Moindre mal et choix truqué
Depuis quelques années, le débat sur la fin de vie a pu se focaliser sur le choix entre la légalisation de l’euthanasie et celle du suicide assisté, ce dernier étant parfois promu comme un moindre mal. Danger !
Entre deux maux, il faut choisir le moindre. L’interprétation biaisée de ce proverbe de bon sens, répété à l’envie, s’apparente à la figure dialectique du « choix truqué ». Le choix truqué consiste à présenter une alternative (par exemple « C’est maintenant ou jamais ! ») en occultant ou niant l’existence d’autres possibilités. Le « choix » truqué est un choix dégradé. En elles-mêmes, les alternatives qui entendent forcer l’adhésion entre deux maux, comme s’il n’y avait pas d’autre issue, ont quelque chose de violent.
Elles sont par ailleurs manipulatrices quand il y a bien d’autres issues. Les parents utilisent efficacement le choix truqué quand ils tentent de canaliser un enfant : « Soit tu finis ton assiette, soit tu vas te coucher. » La force de l’alternative est hypnotique : elle fait oublier les autres possibilités, jusqu’au moment où le petit rebelle aura assez de présence d’esprit pour rétorquer à sa façon : « Je ne veux ni l’un, ni l’autre. ».
Nombre de sondages réalisés par l’Association pour le droit de mourir dans la dignité (ADMD, pro-euthanasie) utilisent ce stratagème. Quand elle demande aux sondés de choisir entre « subir des souffrances insupportables » et « le droit de mourir sans souffrir », la mort est présentée comme l’alternative supportable à la souffrance insupportable (littéralement « impossible à supporter »).

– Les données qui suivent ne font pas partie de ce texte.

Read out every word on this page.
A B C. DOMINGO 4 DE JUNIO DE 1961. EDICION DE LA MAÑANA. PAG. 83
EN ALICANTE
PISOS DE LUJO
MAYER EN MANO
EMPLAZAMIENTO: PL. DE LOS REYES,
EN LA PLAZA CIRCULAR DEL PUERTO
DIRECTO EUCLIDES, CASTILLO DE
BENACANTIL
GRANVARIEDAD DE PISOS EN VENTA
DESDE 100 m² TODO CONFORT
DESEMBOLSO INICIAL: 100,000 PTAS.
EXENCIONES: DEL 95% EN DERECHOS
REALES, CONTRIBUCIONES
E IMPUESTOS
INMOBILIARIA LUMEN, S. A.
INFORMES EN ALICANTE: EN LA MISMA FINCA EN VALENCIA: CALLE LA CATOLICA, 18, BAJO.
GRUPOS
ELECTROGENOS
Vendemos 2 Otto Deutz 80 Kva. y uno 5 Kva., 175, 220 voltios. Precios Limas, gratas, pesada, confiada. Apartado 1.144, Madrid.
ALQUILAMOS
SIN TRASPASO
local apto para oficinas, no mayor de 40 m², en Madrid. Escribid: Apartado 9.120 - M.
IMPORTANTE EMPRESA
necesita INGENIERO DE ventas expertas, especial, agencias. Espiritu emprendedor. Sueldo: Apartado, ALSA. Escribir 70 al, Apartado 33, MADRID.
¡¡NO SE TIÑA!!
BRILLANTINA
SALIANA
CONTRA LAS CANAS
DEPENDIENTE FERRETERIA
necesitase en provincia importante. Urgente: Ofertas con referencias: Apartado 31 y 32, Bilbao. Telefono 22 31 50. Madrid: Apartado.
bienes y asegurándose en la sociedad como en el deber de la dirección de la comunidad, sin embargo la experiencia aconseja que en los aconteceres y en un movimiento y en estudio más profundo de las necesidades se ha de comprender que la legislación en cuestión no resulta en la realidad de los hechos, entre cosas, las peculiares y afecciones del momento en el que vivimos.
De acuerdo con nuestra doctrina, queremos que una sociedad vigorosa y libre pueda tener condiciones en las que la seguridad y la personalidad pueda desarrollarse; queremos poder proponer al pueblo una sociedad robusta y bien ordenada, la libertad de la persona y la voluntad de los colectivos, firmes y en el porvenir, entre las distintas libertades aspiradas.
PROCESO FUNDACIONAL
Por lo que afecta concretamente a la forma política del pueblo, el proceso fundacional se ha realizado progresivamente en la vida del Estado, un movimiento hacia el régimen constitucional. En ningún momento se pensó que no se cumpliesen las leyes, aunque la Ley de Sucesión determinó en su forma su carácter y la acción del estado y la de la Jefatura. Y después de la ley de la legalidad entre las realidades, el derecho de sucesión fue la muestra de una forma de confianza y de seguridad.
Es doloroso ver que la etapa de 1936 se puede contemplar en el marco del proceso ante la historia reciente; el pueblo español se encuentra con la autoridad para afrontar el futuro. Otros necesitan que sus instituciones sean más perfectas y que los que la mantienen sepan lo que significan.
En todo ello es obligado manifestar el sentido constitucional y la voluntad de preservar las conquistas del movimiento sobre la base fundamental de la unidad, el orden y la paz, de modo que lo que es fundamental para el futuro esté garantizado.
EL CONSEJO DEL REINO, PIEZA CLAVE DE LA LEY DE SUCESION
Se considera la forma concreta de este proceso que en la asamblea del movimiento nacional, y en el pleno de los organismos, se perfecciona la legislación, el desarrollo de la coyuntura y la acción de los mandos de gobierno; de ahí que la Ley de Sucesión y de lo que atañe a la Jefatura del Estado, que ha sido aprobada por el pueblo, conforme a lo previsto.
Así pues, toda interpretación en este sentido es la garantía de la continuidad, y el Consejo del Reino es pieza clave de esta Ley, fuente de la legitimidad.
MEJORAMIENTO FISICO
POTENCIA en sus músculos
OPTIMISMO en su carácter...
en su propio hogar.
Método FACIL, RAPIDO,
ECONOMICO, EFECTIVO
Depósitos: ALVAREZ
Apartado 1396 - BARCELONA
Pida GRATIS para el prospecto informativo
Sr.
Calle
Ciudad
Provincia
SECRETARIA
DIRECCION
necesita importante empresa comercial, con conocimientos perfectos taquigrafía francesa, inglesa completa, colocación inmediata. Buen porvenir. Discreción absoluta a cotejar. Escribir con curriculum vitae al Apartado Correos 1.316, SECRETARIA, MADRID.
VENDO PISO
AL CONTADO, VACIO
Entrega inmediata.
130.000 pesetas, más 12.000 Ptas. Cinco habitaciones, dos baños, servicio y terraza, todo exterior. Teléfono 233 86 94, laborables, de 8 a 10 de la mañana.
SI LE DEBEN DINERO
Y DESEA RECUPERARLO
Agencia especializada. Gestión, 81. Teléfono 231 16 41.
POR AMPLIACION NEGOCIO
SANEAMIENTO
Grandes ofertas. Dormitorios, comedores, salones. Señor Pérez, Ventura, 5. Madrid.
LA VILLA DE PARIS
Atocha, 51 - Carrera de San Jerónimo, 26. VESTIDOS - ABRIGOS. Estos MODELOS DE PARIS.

Pas étonnant que 9 français sur 10 « choisissent » alors l’euthanasie. Il faut prendre assez de recul sur la question pour déjouer le piège : « Ni l’un ni l’autre, je ne souhaite ni le droit à l’euthanasie, ni qu’on force les gens à endurer des souffrances insupportables. Qu’ils soient plutôt soulagés de leurs souffrances, sans pour autant être tués. » Bien souvent, la justification d’un acte au nom du moindre mal résulte de ce genre de piège.
Et l’empire du mal s’étend insidieusement. Hannah Arendt le notait en analysant les compromissions des démocraties européennes et de certaines personnalités avec le régime nazi : « Politiquement, la faiblesse de l’argument du moindre mal a toujours été que ceux qui choisissent le moindre mal oublient très vite qu’ils ont choisi le mal. » L’adhésion au moindre mal s’effectue en effet souvent au prix de l’escamotage du bien, de la possibilité du bien. Le moindre mal se déguise en bien.
Nous avons constaté de multiples tentatives pour réduire le débat sur la fin de vie, en France, à un choix truqué entre euthanasie et suicide assisté. Un certain nombre de soignants ont pu croire que, « foutu pour foutu », pour éviter l’euthanasie, ils devaient se résoudre à accepter le suicide assisté.
Au moins ce dernier, affirmaient-ils, protège davantage les soignants. C’est très discutable : d’une part, des soignants seraient forcément impliqués dans le processus du suicide assisté (évaluation des patients, diagnostic les rendant éligibles ou pas à l’euthanasie, prescription et fourniture des produits létaux) ; d’autre part, d’après l’analyse du comité consultatif national d’éthique (CCNE) lui-même, la légalisation du suicide assisté conduirait ipso facto à celle de l’euthanasie, au nom du principe d’égalité, pour les patients incapables de s’administrer eux-mêmes la mort. Paradoxalement, le prétendu moindre mal devient alors le moyen imparable de glisser vers le pire des maux, qu’on prétendait éviter.
En somme, la théorie du moindre mal est souvent une façon de se donner bonne conscience en exonérant un mal de toute critique, une façon d’y consentir implicitement au lieu de tenter de l’éviter. Entre deux mots, il faudrait en principe ne pas avoir à choisir, pas plus qu’on ne devrait devoir choisir entre « Charybde et Scylla » ou la peste et le choléra.
Un tel choix forcé contredit la liberté véritable. Le proverbe qui introduit notre réflexion mérite quelques précisions : entre cent maux, il ne faudra choisir le moindre qu’à condition qu’aucune cent-unième issue, même plus exigeante et risquée, ne puisse être appelée « bien » ! Pour déjouer le piège du moindre mal, il faut penser davantage à la possibilité du choix du bien, car, note également Hannah Arendt : « C’est dans le vide de la pensée que s’inscrit le mal ».